Research

With the focus on “Gun Crime,” what percent of Violent Crimes involve Guns? 8.3%

12 Jul , 2021  

I’ve asked to prioritize gun violence. . . .

Joe Biden, “Remarks by President Biden on Gun Violence Prevention,” The White House Briefing Room, April 8, 2021.

For folks at home, here’s what you need to know: I’ve been at this a long time and there are things we know that work that reduce gun violence and violent crime, and things that we don’t know about. But things we know about: Background checks for purchasing a firearm are important; a ban on assault weapons and high-capacity magazines — no one needs to have a weapon that can fire over 30, 40, 50, even up to 100 rounds unless you think the deer are wearing Kevlar vests or something . . .

Joe Biden, “Remarks by President Biden and Attorney General Garland on Gun Crime Prevention Strategy,” The White House Briefing Room, June 23, 2021.

. . . to hear directly from each of them about reducing violent crime and, particularly, gun violence in our communities. . . .

Joe Biden, “Remarks by President Biden Discussing His Administration’s Comprehensive Strategy to Reduce Gun Crimes,” The White House Briefing Room, July 12, 2021.

Over and over Biden’s April, June, and today in July presentations on crime have focused on gun crime, not violent crime. Indeed, the White House titled all talk this way: “Remarks by President Biden on Gun Violence Prevention,” “Remarks by President Biden and Attorney General Garland on Gun Crime Prevention Strategy,” and “Remarks by President Biden Discussing His Administration’s Comprehensive Strategy to Reduce Gun Crimes.”

In Biden’s three speeches, he mentioned “gun” or “firearm” 148 times. The term weapon, sometimes in connection with “assault weapon,” is used another 21 times. By contrast, the words “crime,” “violence,” or “violent” were mentioned 89 times not directly in context with guns, such as describing “gun violence.” And it is clear that Biden was talking about violence generally, not just murder, as in these three presentations he only mentions the word murder three times.

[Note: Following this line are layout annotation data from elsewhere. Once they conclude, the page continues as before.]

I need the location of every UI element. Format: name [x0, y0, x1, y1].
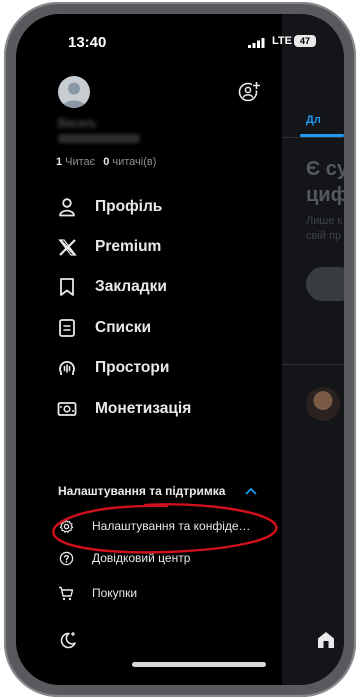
money-icon	[56, 398, 78, 420]
divider	[282, 364, 344, 365]
profile-name[interactable]: Васиљ	[58, 116, 96, 130]
cart-icon	[58, 585, 74, 601]
home-icon[interactable]	[316, 630, 336, 650]
settings-section-header[interactable]: Налаштування та підтримка	[58, 484, 225, 498]
follow-stats[interactable]: 1 Читає 0 читачі(в)	[56, 156, 156, 168]
timeline-tab[interactable]: Дл	[306, 114, 321, 126]
annotation-circle	[52, 503, 278, 554]
nav-label: Закладки	[95, 278, 167, 295]
phone-frame: Дл Є су циф Лише к свій пр S З Р Г 13:40	[4, 2, 356, 697]
bookmark-icon	[56, 276, 78, 298]
home-indicator[interactable]	[132, 662, 266, 667]
status-time: 13:40	[68, 34, 107, 51]
followers-count: 0	[103, 156, 110, 168]
purchases-label: Покупки	[92, 586, 138, 600]
screen: Дл Є су циф Лише к свій пр S З Р Г 13:40	[16, 14, 344, 685]
nav-item-monetization[interactable]: Монетизація	[56, 394, 256, 424]
nav-label: Профіль	[95, 198, 163, 215]
display-mode-icon[interactable]	[58, 630, 78, 650]
purchases-item[interactable]: Покупки	[58, 581, 278, 605]
post-avatar[interactable]	[306, 387, 340, 421]
nav-item-profile[interactable]: Профіль	[56, 192, 256, 222]
nav-label: Списки	[95, 319, 151, 336]
signal-icon	[248, 38, 265, 48]
following-label: Читає	[65, 156, 96, 168]
avatar[interactable]	[58, 76, 90, 108]
chevron-up-icon[interactable]	[244, 484, 258, 498]
x-logo-icon	[56, 236, 78, 258]
background-timeline[interactable]: Дл Є су циф Лише к свій пр S З Р Г	[282, 14, 344, 685]
nav-item-premium[interactable]: Premium	[56, 232, 256, 262]
side-drawer: 13:40 Васиљ 1 Читає 0 читачі(в) Профіль …	[16, 14, 282, 685]
promo-heading: Є су циф	[306, 158, 344, 206]
add-account-icon[interactable]	[237, 80, 261, 104]
spaces-icon	[56, 357, 78, 379]
followers-label: читачі(в)	[112, 156, 157, 168]
nav-item-bookmarks[interactable]: Закладки	[56, 272, 256, 302]
battery-level: 47	[294, 35, 316, 47]
promo-subtext: Лише к свій пр	[306, 215, 343, 242]
default-avatar-icon	[62, 82, 86, 108]
nav-label: Premium	[95, 238, 162, 255]
profile-handle	[58, 134, 140, 143]
nav-label: Простори	[95, 359, 170, 376]
list-icon	[56, 317, 78, 339]
following-count: 1	[56, 156, 63, 168]
person-icon	[56, 196, 78, 218]
network-type: LTE	[272, 35, 292, 47]
nav-item-spaces[interactable]: Простори	[56, 353, 256, 383]
nav-label: Монетизація	[95, 400, 192, 417]
divider	[282, 137, 344, 138]
nav-item-lists[interactable]: Списки	[56, 313, 256, 343]
promo-button[interactable]	[306, 267, 344, 301]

Biden’s number one solution is background checks on private gun transfers. His second solution is an assault weapons ban.

But the National Crime Victimization Survey, in the latest year that it is available, 2019, show that there were 5,440,680 rapes, robberies, and aggravated assaults (Table 1) and 16,425 murders. Firearms were used 440,830 incidents for rapes, robberies, and aggravated assaults (Table 25) and 10,258 murders. Adding those up indicates that 8.27% of violent crime incidents involve firearms. It has stayed the same percent for decades. For example, in 2000, it was 8.5% (Table 5) (also using murder data collected here). In 2010, it was 9% (Table 4) (again using murder data collected here).

But if Biden is worried about assault weapons, just 258 of the 17,413 murders in 2016 involved any type of rifle — 1.48%. Overall violent crimes don’t have them broken by type of gun used, but rifles are obviously a very time portion of violent crimes. (In 2019, the percent was 2.2%.)

Everyone wants to go after “rogue gun dealers,” but that isn’t what they are doing. They want to go after dealers who make trivial paperwork mistakes, to drive them out of business with their zero tolerance policy.

For Biden who keeps talking about reducing violent crime, why does he focus on such a small portion of it?